2. Graduation Day, Part 2 (Season 3, Episode 22)
For three seasons we watch Buffy become more and more alienated from her classmates — ridiculed for being weird, feared for being freakishly strong, generally stayed away from. But after recognizing her as Class Protector in “Prom”, they finally see her as their leader and easily agree to her plan for defeating Mayor Wilkins (by far the best villain, besides Angelus, in Buffy history) at their graduation ceremony.
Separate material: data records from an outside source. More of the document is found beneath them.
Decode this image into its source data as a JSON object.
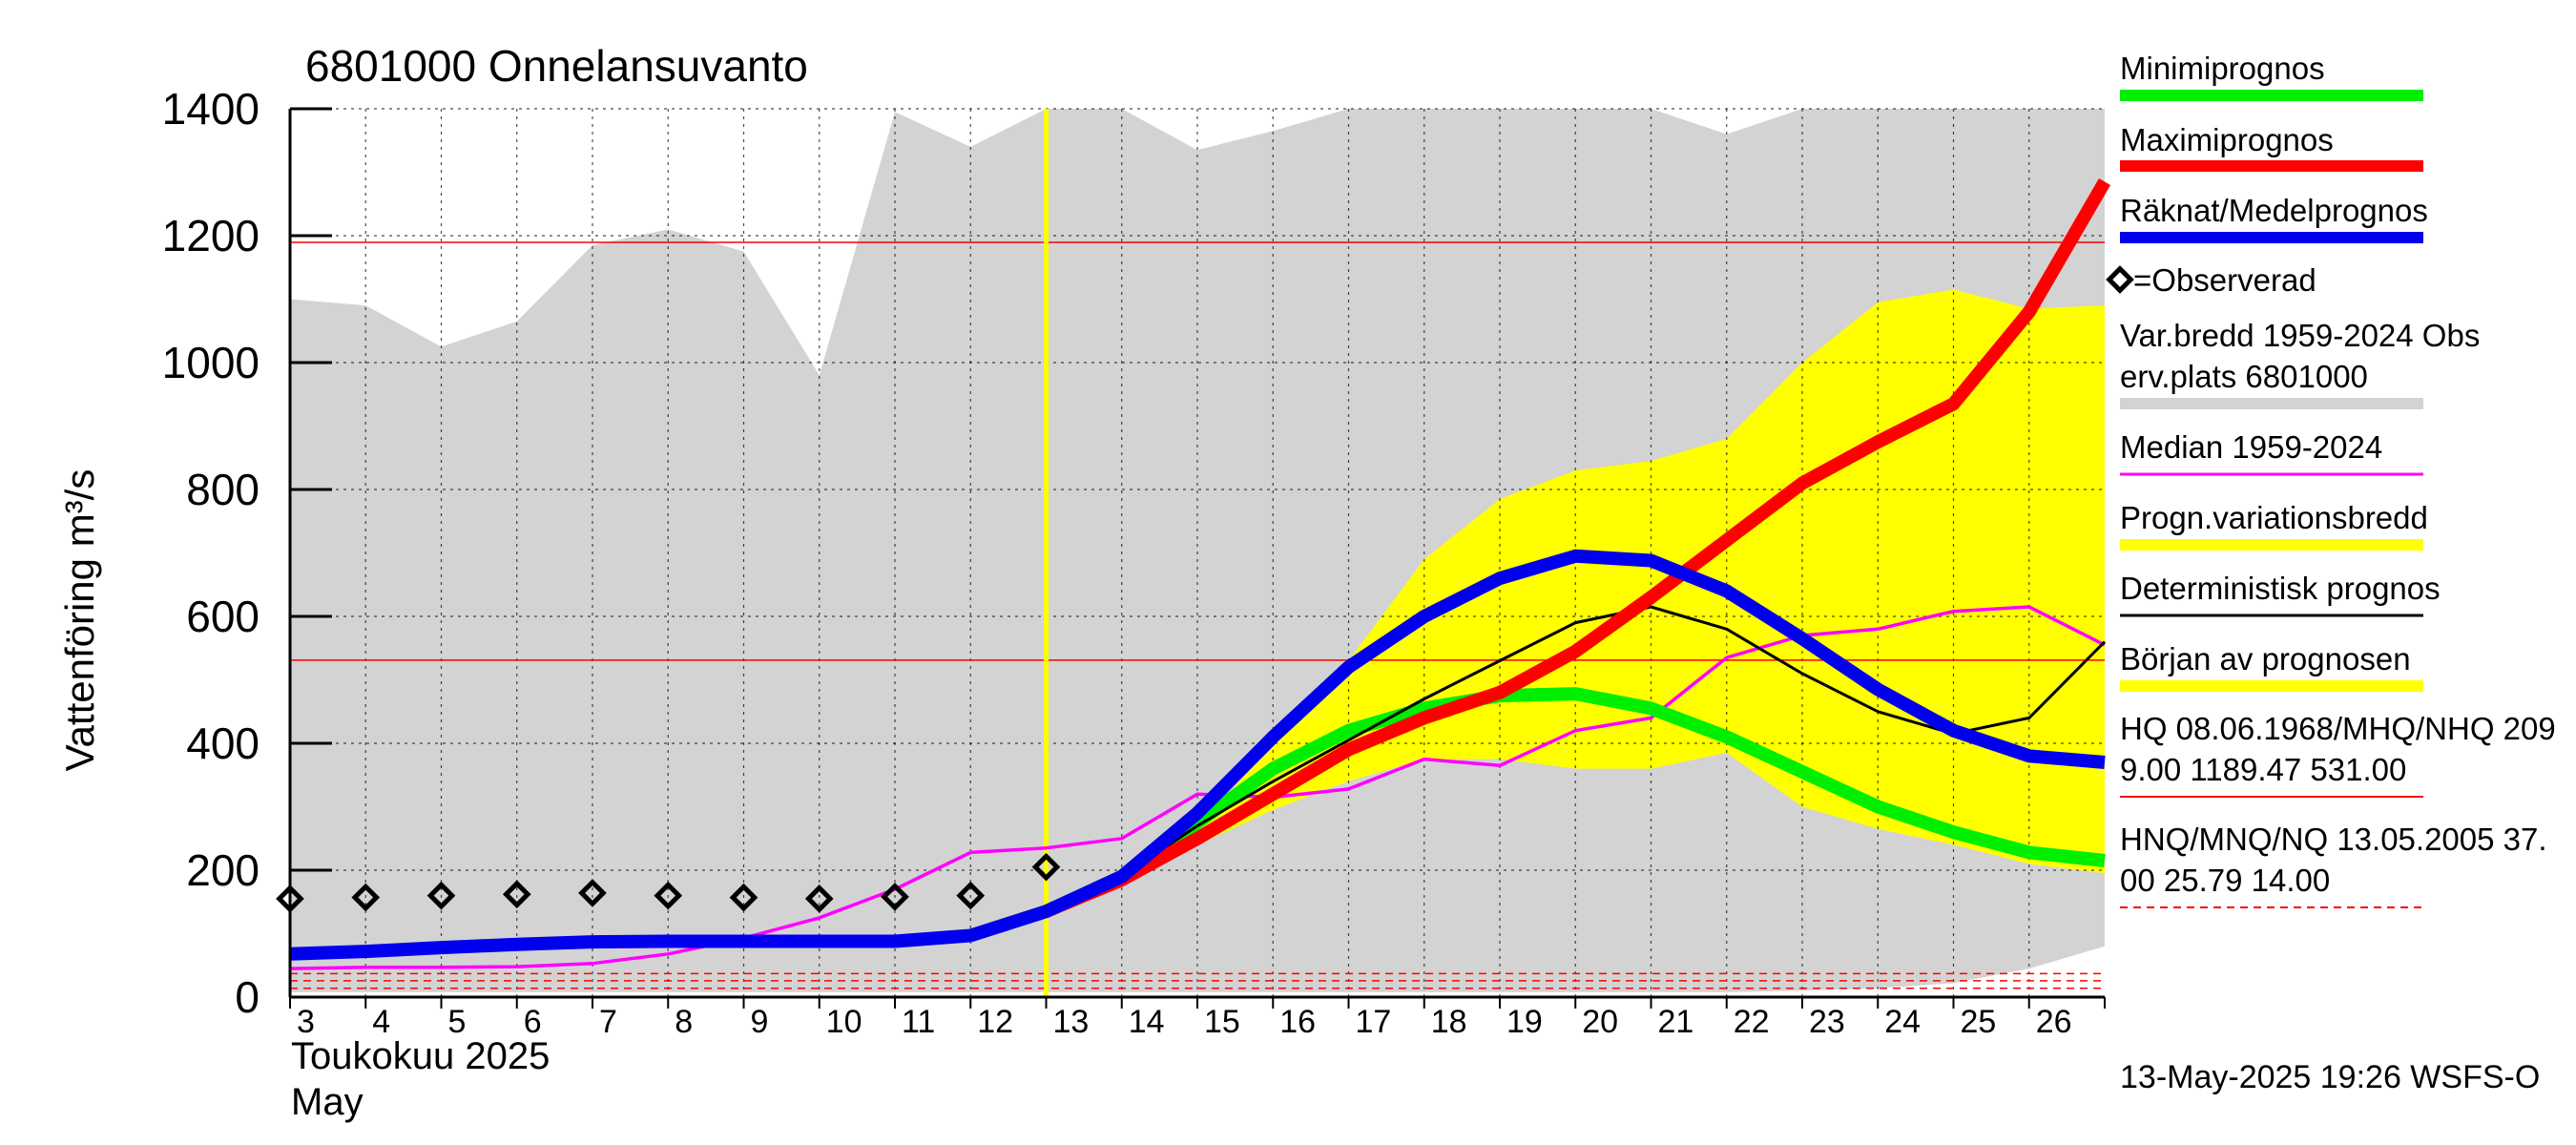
{
  "chart_data": {
    "type": "line",
    "title": "6801000 Onnelansuvanto",
    "ylabel": "Vattenföring m³/s",
    "xlabel_line1": "Toukokuu  2025",
    "xlabel_line2": "May",
    "footer": "13-May-2025 19:26 WSFS-O",
    "ylim": [
      0,
      1400
    ],
    "xlim": [
      3,
      27
    ],
    "yticks": [
      0,
      200,
      400,
      600,
      800,
      1000,
      1200,
      1400
    ],
    "xtick_days": [
      3,
      4,
      5,
      6,
      7,
      8,
      9,
      10,
      11,
      12,
      13,
      14,
      15,
      16,
      17,
      18,
      19,
      20,
      21,
      22,
      23,
      24,
      25,
      26
    ],
    "forecast_start_day": 13,
    "colors": {
      "min": "#00ee00",
      "max": "#ff0000",
      "mean": "#0000ee",
      "median": "#ff00ff",
      "progband": "#ffff00",
      "range": "#d3d3d3",
      "det": "#000000",
      "start": "#ffff00",
      "hq": "#ff0000",
      "nq": "#ff0000"
    },
    "legend": {
      "min": "Minimiprognos",
      "max": "Maximiprognos",
      "mean": "Räknat/Medelprognos",
      "observed": "=Observerad",
      "range_line1": "Var.bredd 1959-2024   Obs",
      "range_line2": "erv.plats 6801000",
      "median": "Median 1959-2024",
      "progband": "Progn.variationsbredd",
      "det": "Deterministisk prognos",
      "start": "Början av prognosen",
      "hq_line1": "HQ 08.06.1968/MHQ/NHQ 209",
      "hq_line2": "9.00 1189.47 531.00",
      "nq_line1": "HNQ/MNQ/NQ 13.05.2005 37.",
      "nq_line2": "00 25.79 14.00"
    },
    "reference_lines": {
      "MHQ": 1189.47,
      "NHQ": 531.0,
      "HNQ": 37.0,
      "MNQ": 25.79,
      "NQ": 14.0
    },
    "range_band": {
      "x": [
        3,
        4,
        5,
        6,
        7,
        8,
        9,
        10,
        11,
        12,
        13,
        14,
        15,
        16,
        17,
        18,
        19,
        20,
        21,
        22,
        23,
        24,
        25,
        26,
        27
      ],
      "upper": [
        1100,
        1090,
        1025,
        1065,
        1185,
        1210,
        1175,
        980,
        1395,
        1340,
        1400,
        1400,
        1335,
        1365,
        1400,
        1400,
        1400,
        1400,
        1400,
        1360,
        1400,
        1400,
        1400,
        1400,
        1400
      ],
      "lower": [
        8,
        8,
        8,
        8,
        8,
        8,
        8,
        8,
        8,
        8,
        8,
        8,
        8,
        8,
        8,
        8,
        8,
        8,
        8,
        8,
        10,
        14,
        22,
        45,
        80
      ]
    },
    "prog_band": {
      "x": [
        13,
        14,
        15,
        16,
        17,
        18,
        19,
        20,
        21,
        22,
        23,
        24,
        25,
        26,
        27
      ],
      "upper": [
        135,
        185,
        265,
        400,
        530,
        690,
        785,
        830,
        845,
        880,
        1000,
        1095,
        1115,
        1085,
        1090
      ],
      "lower": [
        135,
        180,
        240,
        295,
        340,
        375,
        375,
        360,
        360,
        385,
        300,
        265,
        240,
        210,
        195
      ]
    },
    "series": [
      {
        "name": "Minimiprognos",
        "key": "min",
        "x": [
          13,
          14,
          15,
          16,
          17,
          18,
          19,
          20,
          21,
          22,
          23,
          24,
          25,
          26,
          27
        ],
        "values": [
          135,
          190,
          275,
          360,
          420,
          455,
          475,
          478,
          455,
          410,
          355,
          300,
          260,
          228,
          215
        ]
      },
      {
        "name": "Maximiprognos",
        "key": "max",
        "x": [
          13,
          14,
          15,
          16,
          17,
          18,
          19,
          20,
          21,
          22,
          23,
          24,
          25,
          26,
          27
        ],
        "values": [
          135,
          185,
          250,
          320,
          390,
          440,
          480,
          545,
          630,
          720,
          810,
          875,
          935,
          1080,
          1285
        ]
      },
      {
        "name": "Räknat/Medelprognos",
        "key": "mean",
        "x": [
          3,
          4,
          5,
          6,
          7,
          8,
          9,
          10,
          11,
          12,
          13,
          14,
          15,
          16,
          17,
          18,
          19,
          20,
          21,
          22,
          23,
          24,
          25,
          26,
          27
        ],
        "values": [
          68,
          72,
          78,
          83,
          87,
          88,
          88,
          88,
          88,
          97,
          135,
          190,
          290,
          410,
          520,
          600,
          660,
          695,
          688,
          640,
          565,
          485,
          420,
          380,
          370
        ]
      },
      {
        "name": "Median 1959-2024",
        "key": "median",
        "x": [
          3,
          4,
          5,
          6,
          7,
          8,
          9,
          10,
          11,
          12,
          13,
          14,
          15,
          16,
          17,
          18,
          19,
          20,
          21,
          22,
          23,
          24,
          25,
          26,
          27
        ],
        "values": [
          45,
          47,
          47,
          48,
          53,
          68,
          93,
          125,
          170,
          228,
          235,
          250,
          320,
          315,
          328,
          375,
          365,
          420,
          440,
          535,
          570,
          580,
          608,
          615,
          555
        ]
      },
      {
        "name": "Deterministisk prognos",
        "key": "det",
        "x": [
          13,
          14,
          15,
          16,
          17,
          18,
          19,
          20,
          21,
          22,
          23,
          24,
          25,
          26,
          27
        ],
        "values": [
          135,
          190,
          270,
          340,
          405,
          470,
          530,
          590,
          615,
          580,
          510,
          450,
          415,
          440,
          560
        ]
      }
    ],
    "observed": {
      "name": "=Observerad",
      "x": [
        3,
        4,
        5,
        6,
        7,
        8,
        9,
        10,
        11,
        12,
        13
      ],
      "values": [
        155,
        157,
        160,
        162,
        164,
        160,
        157,
        155,
        158,
        160,
        205
      ]
    }
  }
}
The scene where the mayor starts changing into the ascension demon and Buffy screams “Now!” and the entire senior class stands up with their weapons, ready to attack, always gives me the chills. Just typing it gives me the chills. Then the final few minutes of the episode, when Sunnydale High goes up in flames and they zoom in on the yearbook, are so powerful, so awesome, and so perfectly conclude the story arc of Seasons 1-3. “It’s the end of childhood, Hellmouth-style”, as beautifully said by my sister.
1. Becoming, Part 2 (Season 2, Episode 22)
Now this is how you do a season finale. (You’ll notice Season 5’s finale, “The Gift”, in which Buffy dies the second time, and Season 7’s finale, “Chosen”, in which Buffy saves the world for the 234th time, are not on this list, because a) Buffy dying nearly killed me and b) I hate those seasons so much.) I’ve cried my face off every single time I’ve seen this episode, from the first time I watched on my parents’ TV (when I technically was not allowed to) until a few months ago. If Willow had finished Ms. Calendar’s soul-restoring curse just a FEW MINUTES EARLIER (her eyes going all crazy during the spell is insanely good foreshadowing, by the way), Buffy wouldn’t have had to sacrifice the love of her life to save the world (again). It’s truly brilliant, as is all of Season 2, because the “villain” (Angel/Angelus) is someone the show had already made you love and care deeply about. Approximately once a month I think of the scene in which Angelus has almost defeated Buffy and is like, “No weapons. No friends. No hope. Take all that away, and what’s left?” and she looks up, stops his sword about an inch from her face and says, “Me”.
“In the end, you’re always by yourself. You’re all you’ve got. That’s the point.”